Other recent innovations may have saved lives. These innovations include the sled stretchers that many hospitals now use to transport very large patients, or patients who are tied to a lot of equipment, when elevators are out. These special stretchers are much easier to glide down stairs. Texas Medical Center installed submarine doors to keep out water. Of course, hospitals are only one part of the preparedness equation in health care. Many vulnerable patients are at home or in nursing centers. Federal health officials were able to analyze Medicare claims to help hospitals identify and locate patients at home who rely on ventilators, oxygen concentrators, or electric wheelchairs. For example, CMS identified 130 patients on dialysis on St. Thomas Island that needed to be moved.

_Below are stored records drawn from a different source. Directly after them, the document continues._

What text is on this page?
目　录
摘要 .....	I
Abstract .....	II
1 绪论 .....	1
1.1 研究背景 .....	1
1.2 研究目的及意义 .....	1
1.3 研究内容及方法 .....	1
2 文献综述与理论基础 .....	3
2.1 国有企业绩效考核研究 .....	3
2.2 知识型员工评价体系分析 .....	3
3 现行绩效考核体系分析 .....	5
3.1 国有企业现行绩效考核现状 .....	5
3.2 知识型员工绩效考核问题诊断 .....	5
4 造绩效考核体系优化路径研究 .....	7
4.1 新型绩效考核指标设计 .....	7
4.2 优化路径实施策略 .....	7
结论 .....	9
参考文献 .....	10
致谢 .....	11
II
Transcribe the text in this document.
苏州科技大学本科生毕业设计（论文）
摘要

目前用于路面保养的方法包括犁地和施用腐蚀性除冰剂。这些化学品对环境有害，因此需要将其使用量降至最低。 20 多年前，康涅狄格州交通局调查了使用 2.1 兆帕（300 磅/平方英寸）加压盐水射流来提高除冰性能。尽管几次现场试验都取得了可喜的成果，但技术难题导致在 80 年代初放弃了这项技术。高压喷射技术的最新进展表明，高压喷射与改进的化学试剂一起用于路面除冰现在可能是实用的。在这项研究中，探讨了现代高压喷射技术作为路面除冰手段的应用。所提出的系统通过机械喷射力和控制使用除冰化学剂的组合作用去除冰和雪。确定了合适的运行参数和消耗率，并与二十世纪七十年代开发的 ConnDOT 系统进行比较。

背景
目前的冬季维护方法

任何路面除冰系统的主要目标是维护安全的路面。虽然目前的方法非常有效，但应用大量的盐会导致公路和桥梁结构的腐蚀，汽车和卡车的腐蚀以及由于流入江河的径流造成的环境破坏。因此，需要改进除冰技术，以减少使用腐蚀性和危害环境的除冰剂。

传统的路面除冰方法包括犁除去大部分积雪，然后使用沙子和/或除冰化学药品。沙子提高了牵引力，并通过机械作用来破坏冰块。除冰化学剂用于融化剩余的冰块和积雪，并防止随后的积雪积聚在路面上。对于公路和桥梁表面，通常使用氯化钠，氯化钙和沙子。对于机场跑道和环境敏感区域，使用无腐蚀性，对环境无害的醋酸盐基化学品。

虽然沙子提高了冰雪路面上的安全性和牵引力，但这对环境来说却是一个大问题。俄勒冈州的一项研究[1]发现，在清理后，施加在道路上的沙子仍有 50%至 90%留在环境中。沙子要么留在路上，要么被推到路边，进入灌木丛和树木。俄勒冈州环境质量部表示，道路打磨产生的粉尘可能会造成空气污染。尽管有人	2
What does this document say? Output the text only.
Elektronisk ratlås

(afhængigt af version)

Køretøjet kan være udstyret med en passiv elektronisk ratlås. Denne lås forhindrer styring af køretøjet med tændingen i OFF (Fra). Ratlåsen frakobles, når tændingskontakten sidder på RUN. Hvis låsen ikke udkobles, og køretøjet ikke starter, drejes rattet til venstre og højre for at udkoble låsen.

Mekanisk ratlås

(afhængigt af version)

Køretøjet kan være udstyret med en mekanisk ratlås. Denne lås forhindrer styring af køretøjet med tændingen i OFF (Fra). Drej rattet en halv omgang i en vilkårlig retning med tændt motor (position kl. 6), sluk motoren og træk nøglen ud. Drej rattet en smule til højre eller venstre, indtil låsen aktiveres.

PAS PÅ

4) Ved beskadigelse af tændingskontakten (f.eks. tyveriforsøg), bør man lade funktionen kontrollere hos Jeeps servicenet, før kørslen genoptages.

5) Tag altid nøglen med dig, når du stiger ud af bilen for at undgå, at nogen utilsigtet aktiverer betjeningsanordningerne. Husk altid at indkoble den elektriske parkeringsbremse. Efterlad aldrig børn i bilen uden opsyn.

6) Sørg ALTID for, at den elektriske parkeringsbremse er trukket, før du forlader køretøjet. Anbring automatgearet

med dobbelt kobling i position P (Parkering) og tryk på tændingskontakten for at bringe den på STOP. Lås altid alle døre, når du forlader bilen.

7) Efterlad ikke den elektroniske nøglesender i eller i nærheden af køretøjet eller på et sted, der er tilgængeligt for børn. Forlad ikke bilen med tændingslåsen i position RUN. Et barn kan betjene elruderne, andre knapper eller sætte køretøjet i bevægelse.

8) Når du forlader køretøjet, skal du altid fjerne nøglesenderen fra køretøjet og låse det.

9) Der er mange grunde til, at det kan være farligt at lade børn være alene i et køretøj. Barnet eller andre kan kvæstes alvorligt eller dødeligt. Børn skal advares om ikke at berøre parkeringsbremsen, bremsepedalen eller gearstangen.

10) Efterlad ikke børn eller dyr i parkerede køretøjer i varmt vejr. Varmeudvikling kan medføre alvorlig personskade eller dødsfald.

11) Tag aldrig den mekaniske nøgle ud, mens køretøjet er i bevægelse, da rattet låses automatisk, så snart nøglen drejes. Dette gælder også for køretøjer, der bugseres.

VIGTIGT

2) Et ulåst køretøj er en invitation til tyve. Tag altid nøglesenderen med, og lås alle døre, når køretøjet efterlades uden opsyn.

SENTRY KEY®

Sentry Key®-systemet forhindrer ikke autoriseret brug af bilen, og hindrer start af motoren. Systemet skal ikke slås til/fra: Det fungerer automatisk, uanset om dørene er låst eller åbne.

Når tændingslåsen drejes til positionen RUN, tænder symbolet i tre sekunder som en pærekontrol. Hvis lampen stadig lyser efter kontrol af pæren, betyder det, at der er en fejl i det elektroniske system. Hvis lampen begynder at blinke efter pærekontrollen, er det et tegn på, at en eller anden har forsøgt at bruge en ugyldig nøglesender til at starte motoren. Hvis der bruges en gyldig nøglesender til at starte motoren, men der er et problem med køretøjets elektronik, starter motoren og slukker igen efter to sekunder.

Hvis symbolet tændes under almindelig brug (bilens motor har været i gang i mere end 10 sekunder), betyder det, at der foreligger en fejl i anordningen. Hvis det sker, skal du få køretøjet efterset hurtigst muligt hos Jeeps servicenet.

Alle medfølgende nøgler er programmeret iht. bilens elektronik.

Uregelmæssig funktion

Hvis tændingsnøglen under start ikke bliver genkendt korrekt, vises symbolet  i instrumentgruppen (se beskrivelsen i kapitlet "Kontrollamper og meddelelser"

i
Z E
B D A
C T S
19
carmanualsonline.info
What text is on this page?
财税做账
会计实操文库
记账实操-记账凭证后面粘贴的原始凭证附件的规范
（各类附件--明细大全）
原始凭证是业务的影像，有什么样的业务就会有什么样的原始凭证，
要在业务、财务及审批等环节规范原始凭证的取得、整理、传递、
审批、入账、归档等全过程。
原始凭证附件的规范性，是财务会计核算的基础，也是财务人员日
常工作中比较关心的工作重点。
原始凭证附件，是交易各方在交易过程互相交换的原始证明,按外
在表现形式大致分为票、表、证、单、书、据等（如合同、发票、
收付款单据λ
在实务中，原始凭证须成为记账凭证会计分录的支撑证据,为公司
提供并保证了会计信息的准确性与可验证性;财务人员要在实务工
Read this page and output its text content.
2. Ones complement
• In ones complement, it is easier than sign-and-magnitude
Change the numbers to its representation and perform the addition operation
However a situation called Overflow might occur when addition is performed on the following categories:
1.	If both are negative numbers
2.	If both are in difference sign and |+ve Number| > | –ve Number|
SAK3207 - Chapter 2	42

The importance of preparation is well-recognized in health care. Quantum computing - which takes advantage of the ability of subatomic particles to exist in more than one state at any time and allows operations to be done much more quickly using less energy than classical computing – could make prevention more of a reality in weather as well. In the coming years, quantum computing may help better predict exactly what areas will be most impacted, so that the most vulnerable areas can better prepare, and health care and other resources can be better targeted and distributed.